A Saskatchewan workers’ compensation appeal tribunal has ordered that all claim costs from Nov. 22, 2021, be charged to the Second Injury and Re-Employment Reserve, overturning a partial cost-relief decision and finding that a tertiary treatment program — not a pre-existing condition — prolonged a worker’s recovery.
The Board Appeal Tribunal for the Workers’ Compensation Board of Saskatchewan issued its decision on March 6, 2026, accepting the employer’s appeal from a Feb. 21, 2023, ruling by the WCB appeals department that had granted only 50 per cent cost relief for a defined period.
Background
The worker sustained bilateral shoulder injuries on Jan. 14, 2021, while performing job duties. Medical imaging confirmed a full-thickness tear of the left supraspinatus tendon and a full-thickness tear of the right biceps tendon. The WCB accepted both injuries in April 2021.
The worker underwent left shoulder surgery on Aug. 13, 2021, followed by physiotherapy. By November 2021, the treating physiotherapist had developed a graduated return-to-work plan set to begin Nov. 16, 2021. However, a workplace incident unrelated to the WCB claim resulted in the employer placing the worker on an administrative leave, preventing the return-to-work plan from proceeding.
The WCB operations department reinstated full wage-loss benefits effective Nov. 22, 2021. The worker was enrolled in a tertiary treatment program the same day and was formally discharged on Feb. 11, 2022, meeting pre-injury work demands with no restrictions.
Cost-relief history
The employer representative argued that the worker’s extensive injuries were unlikely without significant pre-existing degenerative conditions and sought cost relief on that basis. The WCB operations department denied any relief in February 2022, finding no evidence of a pre-existing condition or delayed recovery.
On appeal, the WCB appeals department found no pre-existing condition but acknowledged that the return-to-work program had been interrupted by the non-compensable leave. It granted 50 per cent cost relief on wage-loss benefits for the period of Nov. 22, 2021, to Jan. 28, 2022. The employer representative appealed that decision to the tribunal, contending the relief was insufficient and that degenerative changes in the worker’s shoulders constituted a pre-existing condition that warranted greater relief.
Medical evidence
In December 2025, the tribunal referred the file to the WCB orthopedic medical consultant for review. The consultant found that the worker had no prior shoulder complaints and that a general practitioner confirmed no pre-injury concerns.

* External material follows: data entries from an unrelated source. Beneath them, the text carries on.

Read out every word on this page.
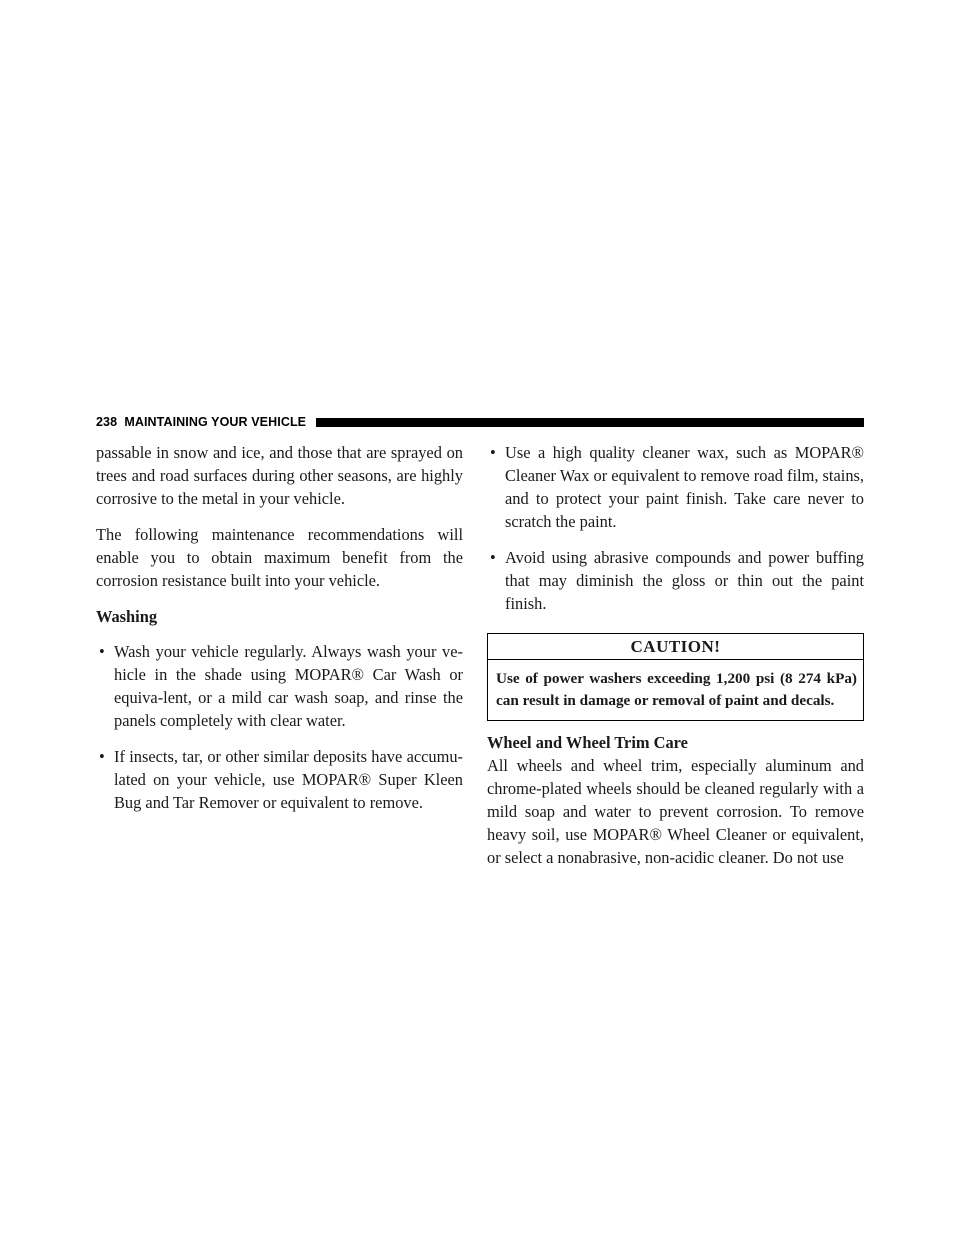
238 MAINTAINING YOUR VEHICLE

passable in snow and ice, and those that are sprayed on trees and road surfaces during other seasons, are highly corrosive to the metal in your vehicle.

The following maintenance recommendations will enable you to obtain maximum benefit from the corrosion resistance built into your vehicle.

Washing
• Wash your vehicle regularly. Always wash your ve-hicle in the shade using MOPAR® Car Wash or equiva-lent, or a mild car wash soap, and rinse the panels completely with clear water.
• If insects, tar, or other similar deposits have accumu-lated on your vehicle, use MOPAR® Super Kleen Bug and Tar Remover or equivalent to remove.
• Use a high quality cleaner wax, such as MOPAR® Cleaner Wax or equivalent to remove road film, stains, and to protect your paint finish. Take care never to scratch the paint.
• Avoid using abrasive compounds and power buffing that may diminish the gloss or thin out the paint finish.
CAUTION!
Use of power washers exceeding 1,200 psi (8 274 kPa) can result in damage or removal of paint and decals.
Wheel and Wheel Trim Care

All wheels and wheel trim, especially aluminum and chrome-plated wheels should be cleaned regularly with a mild soap and water to prevent corrosion. To remove heavy soil, use MOPAR® Wheel Cleaner or equivalent, or select a nonabrasive, non-acidic cleaner. Do not use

The consultant acknowledged that some changes observed in the worker’s shoulders were likely degenerative in origin — including the circumferential labral tear in the left shoulder that was surgically debrided, and a labral tear in the right shoulder that did not require surgery. However, the consultant determined that these changes did not prolong the worker’s recovery. According to the Official Disability Guidelines, the expected return-to-manual-work timeframe for a supraspinatus tear is 70 to 90 days, and the worker was ready to return to work on a graduated basis within that window.
The consultant also noted that the tertiary treatment program itself prolonged the worker’s recovery time, with discharge occurring on Feb. 11, 2022.
Tribunal’s findings
The tribunal found no basis for cost relief under the WCB’s pre-existing condition policy, concluding that while degenerative changes were present, they did not delay the worker’s recovery from the work injury or the surgical repair. “These changes, however, have not prolonged the recovery based on the worker’s ability to begin a gradual return to work within the recovery timeframe,” the tribunal noted, citing the consultant’s review.
The tribunal accepted that the worker was ready to return to work on a part-time basis on Nov. 16, 2021, and that the tertiary treatment program — entered in lieu of a return to work because the employer had placed the worker on leave — extended the claims costs beyond what the work injury alone required.
Relying on s. 145 of The Workers’ Compensation Act, 2013, which authorizes the board to provide cost relief where claim costs would unfairly burden an employer, the tribunal found that charging the employer for costs incurred after the worker’s admission to the treatment program on Nov. 22, 2021, would be inequitable.
The tribunal ordered that 100 per cent of costs effective Nov. 22, 2021, be charged to the Second Injury and Re-Employment Reserve.